Interview mit dem amerikanischen Mittelost- und Südasienexperten Bruce Riedel

Die Bonner Afghanistan-Konferenz findet am 5. Dezember 2011 ohne Pakistan statt – eine Absage, die für die Zukunft wenig Gutes erwarten lässt. Denn ohne die Atommacht, die manche schon für den „gefährlichsten Staat der Welt“ halten, ist Stabilität in Zentral- und Südasien nicht zu erreichen. Allerdings müsste auch der Westen in Afghanistan Standfestigkeit beweisen.

IP: Warum sollte Deutschland Pakistan stärker in den Blick nehmen, wenn wir über die aktuellen Gefahren der internationalen Politik nachdenken?

Bruce Riedel: Pakistan ist strategisch und demographisch von großer Bedeutung; es ist eines der wichtigsten Länder, wenn es um die Zukunft nuklearer Proliferation geht: Pakistan ist Atommacht, der pakistanische „Vater der Atombombe“  A.Q. Khan hat enorm zur Verbreitung nuklearer Technologie beigetragen, und wenn überhaupt, dann kann es meiner Meinung nach am ehesten zwischen Indien und Pakistan zum Atomkrieg kommen. Pakistan ist zentral, wenn es um internationalen Terrorismus geht, denn es ist das Epizentrum des globalen islamistischen Dschihad; und Pakistan ist entscheidend, wenn es um eine Ende oder eine Lösung des mittlerweile längsten Kriegs geht, nämlich des Kriegs in Afghanistan. Kurzum: Pakistan ist vielleicht nicht das gefährlichste Land der Welt ist, aber nicht sehr weit von diesem Status entfernt.

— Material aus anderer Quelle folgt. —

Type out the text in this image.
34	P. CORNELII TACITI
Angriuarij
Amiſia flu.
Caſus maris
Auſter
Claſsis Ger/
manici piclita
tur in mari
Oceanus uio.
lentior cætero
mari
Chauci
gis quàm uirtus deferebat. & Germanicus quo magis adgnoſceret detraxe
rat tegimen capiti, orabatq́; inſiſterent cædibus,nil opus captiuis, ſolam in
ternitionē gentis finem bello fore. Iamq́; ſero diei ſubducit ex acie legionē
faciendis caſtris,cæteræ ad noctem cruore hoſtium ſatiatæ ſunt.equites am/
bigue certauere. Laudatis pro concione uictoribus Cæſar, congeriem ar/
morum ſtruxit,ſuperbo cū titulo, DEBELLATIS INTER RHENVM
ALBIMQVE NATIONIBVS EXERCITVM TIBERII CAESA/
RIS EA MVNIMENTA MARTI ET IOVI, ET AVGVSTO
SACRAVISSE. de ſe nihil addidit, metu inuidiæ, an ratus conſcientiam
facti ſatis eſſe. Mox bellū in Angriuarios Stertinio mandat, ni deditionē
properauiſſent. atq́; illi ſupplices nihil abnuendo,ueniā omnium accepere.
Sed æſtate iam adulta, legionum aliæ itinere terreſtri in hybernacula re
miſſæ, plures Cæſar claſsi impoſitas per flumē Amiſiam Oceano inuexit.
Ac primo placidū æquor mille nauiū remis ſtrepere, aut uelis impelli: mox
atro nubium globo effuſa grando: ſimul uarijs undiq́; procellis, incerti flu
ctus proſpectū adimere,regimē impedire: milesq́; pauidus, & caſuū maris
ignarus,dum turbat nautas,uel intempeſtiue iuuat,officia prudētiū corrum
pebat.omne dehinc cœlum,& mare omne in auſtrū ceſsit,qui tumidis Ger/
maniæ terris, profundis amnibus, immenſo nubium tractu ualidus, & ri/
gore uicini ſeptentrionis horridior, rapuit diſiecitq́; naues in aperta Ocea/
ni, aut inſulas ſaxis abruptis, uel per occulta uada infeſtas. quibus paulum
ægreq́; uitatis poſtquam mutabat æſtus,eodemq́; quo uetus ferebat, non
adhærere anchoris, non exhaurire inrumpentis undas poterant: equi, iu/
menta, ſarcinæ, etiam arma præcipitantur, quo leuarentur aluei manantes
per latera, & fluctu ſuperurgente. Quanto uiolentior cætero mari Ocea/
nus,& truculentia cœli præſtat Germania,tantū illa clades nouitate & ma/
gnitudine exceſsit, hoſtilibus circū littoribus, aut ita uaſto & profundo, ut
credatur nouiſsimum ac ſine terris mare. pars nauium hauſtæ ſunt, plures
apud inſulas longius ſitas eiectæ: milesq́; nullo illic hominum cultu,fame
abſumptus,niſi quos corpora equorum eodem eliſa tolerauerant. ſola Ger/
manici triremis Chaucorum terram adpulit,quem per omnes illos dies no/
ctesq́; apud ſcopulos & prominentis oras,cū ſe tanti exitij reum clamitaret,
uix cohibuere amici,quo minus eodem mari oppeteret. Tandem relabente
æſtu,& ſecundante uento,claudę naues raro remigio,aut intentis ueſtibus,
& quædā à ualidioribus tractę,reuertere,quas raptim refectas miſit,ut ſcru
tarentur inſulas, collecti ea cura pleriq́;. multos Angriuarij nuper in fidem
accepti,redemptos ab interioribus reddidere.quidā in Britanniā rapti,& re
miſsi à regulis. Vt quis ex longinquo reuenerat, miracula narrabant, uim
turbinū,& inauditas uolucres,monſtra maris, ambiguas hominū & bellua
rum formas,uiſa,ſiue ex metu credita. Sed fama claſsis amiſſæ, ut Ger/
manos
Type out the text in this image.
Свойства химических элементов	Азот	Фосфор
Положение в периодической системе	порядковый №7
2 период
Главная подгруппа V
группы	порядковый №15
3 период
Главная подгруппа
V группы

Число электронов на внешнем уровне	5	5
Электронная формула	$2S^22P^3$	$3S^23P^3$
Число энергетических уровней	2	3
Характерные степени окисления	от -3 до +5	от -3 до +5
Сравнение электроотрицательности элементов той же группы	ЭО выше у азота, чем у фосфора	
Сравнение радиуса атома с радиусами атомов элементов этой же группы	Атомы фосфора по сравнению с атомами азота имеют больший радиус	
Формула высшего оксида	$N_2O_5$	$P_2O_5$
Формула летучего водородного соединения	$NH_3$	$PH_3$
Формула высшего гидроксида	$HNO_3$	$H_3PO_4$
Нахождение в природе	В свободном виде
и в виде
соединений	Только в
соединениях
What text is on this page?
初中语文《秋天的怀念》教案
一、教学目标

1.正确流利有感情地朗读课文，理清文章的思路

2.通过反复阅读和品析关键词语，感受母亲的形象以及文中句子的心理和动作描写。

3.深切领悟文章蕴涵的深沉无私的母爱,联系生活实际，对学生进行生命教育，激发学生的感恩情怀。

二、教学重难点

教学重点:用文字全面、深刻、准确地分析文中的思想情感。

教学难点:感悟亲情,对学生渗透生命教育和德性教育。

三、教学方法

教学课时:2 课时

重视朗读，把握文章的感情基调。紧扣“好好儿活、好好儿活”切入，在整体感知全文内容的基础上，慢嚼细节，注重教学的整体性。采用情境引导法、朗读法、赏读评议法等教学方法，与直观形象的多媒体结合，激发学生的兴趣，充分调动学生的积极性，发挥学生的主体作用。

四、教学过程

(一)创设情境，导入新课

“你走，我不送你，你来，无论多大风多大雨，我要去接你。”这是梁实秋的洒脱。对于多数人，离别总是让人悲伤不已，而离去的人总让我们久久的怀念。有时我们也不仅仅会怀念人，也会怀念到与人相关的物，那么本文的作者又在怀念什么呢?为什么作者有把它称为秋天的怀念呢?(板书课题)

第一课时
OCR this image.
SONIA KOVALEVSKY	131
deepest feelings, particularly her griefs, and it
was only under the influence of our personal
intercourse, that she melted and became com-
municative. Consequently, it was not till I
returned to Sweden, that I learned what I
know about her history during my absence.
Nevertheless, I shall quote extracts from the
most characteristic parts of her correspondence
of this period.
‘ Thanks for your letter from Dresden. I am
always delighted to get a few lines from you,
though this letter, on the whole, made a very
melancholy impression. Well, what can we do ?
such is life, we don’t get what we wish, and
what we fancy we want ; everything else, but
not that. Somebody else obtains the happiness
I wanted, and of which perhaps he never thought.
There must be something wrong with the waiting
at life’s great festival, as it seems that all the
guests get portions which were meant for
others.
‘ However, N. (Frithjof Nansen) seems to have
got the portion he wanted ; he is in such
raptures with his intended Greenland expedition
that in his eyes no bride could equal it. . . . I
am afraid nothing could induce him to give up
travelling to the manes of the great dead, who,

IP: Berichten zufolge reisen abgesehen von den britisch-stämmigen Dschihadisten vor allem Deutsche in die pakistanischen Stammesgebiete, um sich zu Terroristen ausbilden zu lassen.

Riedel: Al-Kaida und ihre Verbündeten haben im letzten Jahrzehnt erlebt, dass es immer schwieriger wird, 15 Leute mit saudischer Staatsbürgerschaft per „One-way“-Ticket in die USA oder nach Deutschland einfliegen zu lassen. Einen deutschen Staatsbürger hingegen, der von den Islamisten rekrutiert und ausgebildet wurde, kann niemand daran hindern, in sein Land zurückzukehren – es sei denn, der Polizei lägen spezielle Hinweise vor. Die dschihadistischen Gruppierungen haben erkannt: Der perfekte Rekrut verfügt über ein Schengen-Visa oder einen amerikanischen Pass, und diese Leute werden gezielt von den Islamisten gesucht, rekrutiert und nach Pakistan geschickt.

IP: Ist Deutschland also besonders gefährdet?

Riedel: Deutschland ist ein potenzielles Angriffsziel des globalen islamischen Dschihad, ebenso wie die USA, Großbritannien oder Dänemark. Damit wird den Deutschen eine Ehre zuteil, die sie vermutlich ungern wollen – aber das ist auch der Grund, warum die Deutschen und die Europäer darüber nachdenken sollten, wie sie Pakistan unterstützen können, eine „normalere“ Gesellschaft aufzubauen.

IP: Trotz Unmengen vor allem amerikanischer Hilfsgelder, die allerdings zum Großteil an die Armee flossen, ist es in der Vergangenheit nicht gelungen, Pakistan zu stabilisieren. Wie könnte ein besserer Ansatz aussehen, und inwiefern könnten die Europäer oder speziell die Deutschen dabei helfen?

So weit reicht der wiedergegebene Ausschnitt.